Paper Summary
Share...

Direct link:

“Los dos son importantes”: Integrando Translanguaging Literacy with Matematicas and Ciencias in Dual-Language Classrooms

Sat, April 26, 5:10 to 6:40pm MDT (5:10 to 6:40pm MDT), The Colorado Convention Center, Floor: Meeting Room Level, Room 111

Abstract

Dual Language Education (DLE) has historically been meant to support language learning for emergent bilingual students yet recently has shifted to prioritize English monolingual students (Valdés, 1997; Valdez et al., 2016). However, recent developments underscore the importance of the development of critical consciousness (Palmer et al., 2019), integrating flexible bilingual pedagogical approaches, such as translanguaging (Flores, 2019, García, 2009), into DLE programs.

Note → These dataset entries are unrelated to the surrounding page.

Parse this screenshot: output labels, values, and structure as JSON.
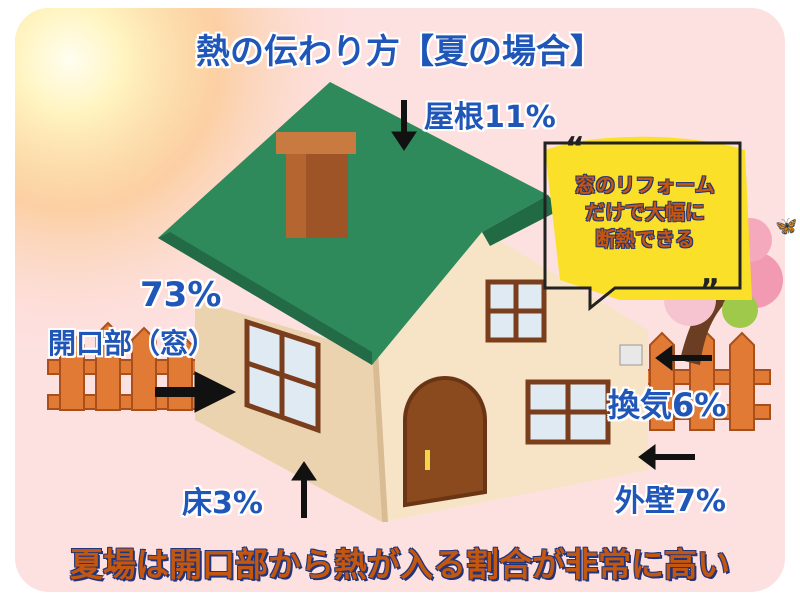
{
  "title": "熱の伝わり方【夏の場合】",
  "labels": {
    "roof": "屋根11%",
    "opening_percent": "73%",
    "opening": "開口部（窓）",
    "floor": "床3%",
    "ventilation": "換気6%",
    "outer_wall": "外壁7%"
  },
  "bubble": {
    "lines": [
      "窓のリフォーム",
      "だけで大幅に",
      "断熱できる"
    ]
  },
  "footer": "夏場は開口部から熱が入る割合が非常に高い",
  "colors": {
    "background": "#fde0e0",
    "label_text": "#1f56b8",
    "footer_text": "#c4570f",
    "roof": "#2e8a5a",
    "bubble": "#fbe02a"
  },
  "icons": [
    "sun",
    "chimney",
    "arrow-down",
    "arrow-right",
    "arrow-left",
    "arrow-up",
    "speech-bubble",
    "blossom-tree",
    "fence",
    "butterfly"
  ]
}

In this paper, we share findings from a research-practice partnership with a US-Mexico border school that focused on developing their dual-language program as an avenue to construct cultural and linguistic educational possibilities. Even though the district is located in a predominantly Latine, emergent bilingual community, students’ linguistic repertoires vary due to the region’s dominance of English education. To support the language practices of students, the district is implementing a cognitive bridge period that incorporates translanguaging to revitalize the multilingual practices of students through the use of culturally relevant and translanguaging children's books to teach across contents. This study focuses on data from five second grade classrooms, and draws on teacher and student interviews, teacher lesson plans for bilingual centers and classroom observations of unit implementation.

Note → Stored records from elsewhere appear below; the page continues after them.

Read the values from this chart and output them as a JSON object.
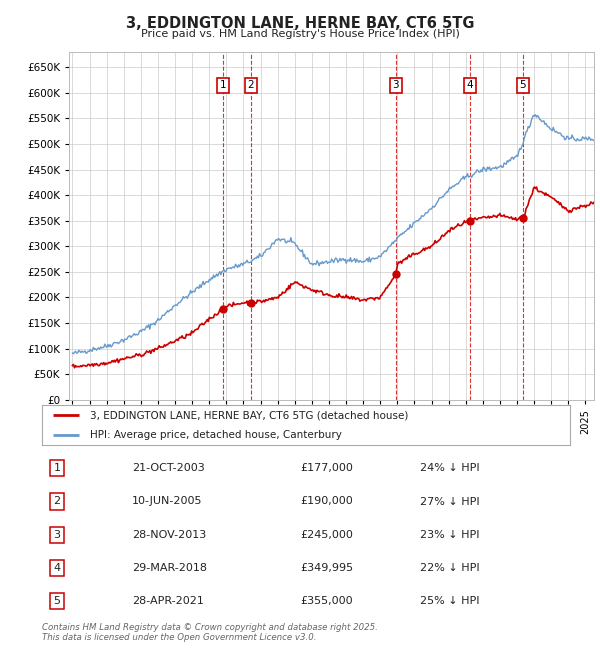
{
  "title": "3, EDDINGTON LANE, HERNE BAY, CT6 5TG",
  "subtitle": "Price paid vs. HM Land Registry's House Price Index (HPI)",
  "ylim": [
    0,
    680000
  ],
  "yticks": [
    0,
    50000,
    100000,
    150000,
    200000,
    250000,
    300000,
    350000,
    400000,
    450000,
    500000,
    550000,
    600000,
    650000
  ],
  "xlim_start": 1994.8,
  "xlim_end": 2025.5,
  "sale_dates_num": [
    2003.81,
    2005.44,
    2013.91,
    2018.25,
    2021.33
  ],
  "sale_prices": [
    177000,
    190000,
    245000,
    349995,
    355000
  ],
  "sale_labels": [
    "1",
    "2",
    "3",
    "4",
    "5"
  ],
  "sale_color": "#cc0000",
  "hpi_color": "#6699cc",
  "legend_sale_label": "3, EDDINGTON LANE, HERNE BAY, CT6 5TG (detached house)",
  "legend_hpi_label": "HPI: Average price, detached house, Canterbury",
  "table_rows": [
    [
      "1",
      "21-OCT-2003",
      "£177,000",
      "24% ↓ HPI"
    ],
    [
      "2",
      "10-JUN-2005",
      "£190,000",
      "27% ↓ HPI"
    ],
    [
      "3",
      "28-NOV-2013",
      "£245,000",
      "23% ↓ HPI"
    ],
    [
      "4",
      "29-MAR-2018",
      "£349,995",
      "22% ↓ HPI"
    ],
    [
      "5",
      "28-APR-2021",
      "£355,000",
      "25% ↓ HPI"
    ]
  ],
  "footer": "Contains HM Land Registry data © Crown copyright and database right 2025.\nThis data is licensed under the Open Government Licence v3.0.",
  "background_color": "#ffffff",
  "grid_color": "#cccccc",
  "hpi_knots_x": [
    1995,
    1996,
    1997,
    1998,
    1999,
    2000,
    2001,
    2002,
    2003,
    2004,
    2005,
    2006,
    2007,
    2008,
    2009,
    2010,
    2011,
    2012,
    2013,
    2014,
    2015,
    2016,
    2017,
    2018,
    2019,
    2020,
    2021,
    2022,
    2023,
    2024,
    2025,
    2025.5
  ],
  "hpi_knots_y": [
    90000,
    97000,
    105000,
    117000,
    133000,
    155000,
    185000,
    210000,
    235000,
    255000,
    265000,
    280000,
    315000,
    305000,
    265000,
    270000,
    275000,
    270000,
    280000,
    315000,
    345000,
    375000,
    410000,
    435000,
    450000,
    455000,
    475000,
    560000,
    530000,
    510000,
    510000,
    510000
  ],
  "red_knots_x": [
    1995,
    1996,
    1997,
    1998,
    1999,
    2000,
    2001,
    2002,
    2003,
    2003.81,
    2004,
    2005,
    2005.44,
    2006,
    2007,
    2008,
    2009,
    2010,
    2011,
    2012,
    2013,
    2013.91,
    2014,
    2015,
    2016,
    2017,
    2018,
    2018.25,
    2019,
    2020,
    2021,
    2021.33,
    2022,
    2023,
    2024,
    2025,
    2025.5
  ],
  "red_knots_y": [
    65000,
    68000,
    72000,
    80000,
    88000,
    100000,
    115000,
    130000,
    158000,
    177000,
    182000,
    190000,
    190000,
    192000,
    200000,
    230000,
    215000,
    205000,
    200000,
    195000,
    200000,
    245000,
    265000,
    285000,
    300000,
    330000,
    348000,
    349995,
    355000,
    360000,
    353000,
    355000,
    415000,
    395000,
    370000,
    380000,
    385000
  ]
}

Teachers used translanguaging books and planned tasks aligned to the book contexts and weekly learning objectives across all contents. The text became a scaffold to allow students to conceptualize learning and establish metalinguistic connections, creating a foundation for applying mathematics and science content knowledge in subsequent tasks. Teachers reported increased engagement with the cross-linguistic and cross- curricular activities, while students felt that the use of translanguaging books provided opportunities to share their thinking in “their own language or both.”

By avoiding rigid language segregation, translanguaging acknowledges students' bilingual abilities, surpassing the conventional confines of language education, fostering increased fluidity and interaction between the involved languages (Cummins, 2009; Garcia & Otheguy, 2020). Findings from this paper can expand research with emergent bilingual students in predominantly Latine and Spanish-speaking bordertown communities to normalize the multilingual practices of ethnic- and language-minoritized students through the use of translanguaging in schools implementing language revitalization efforts.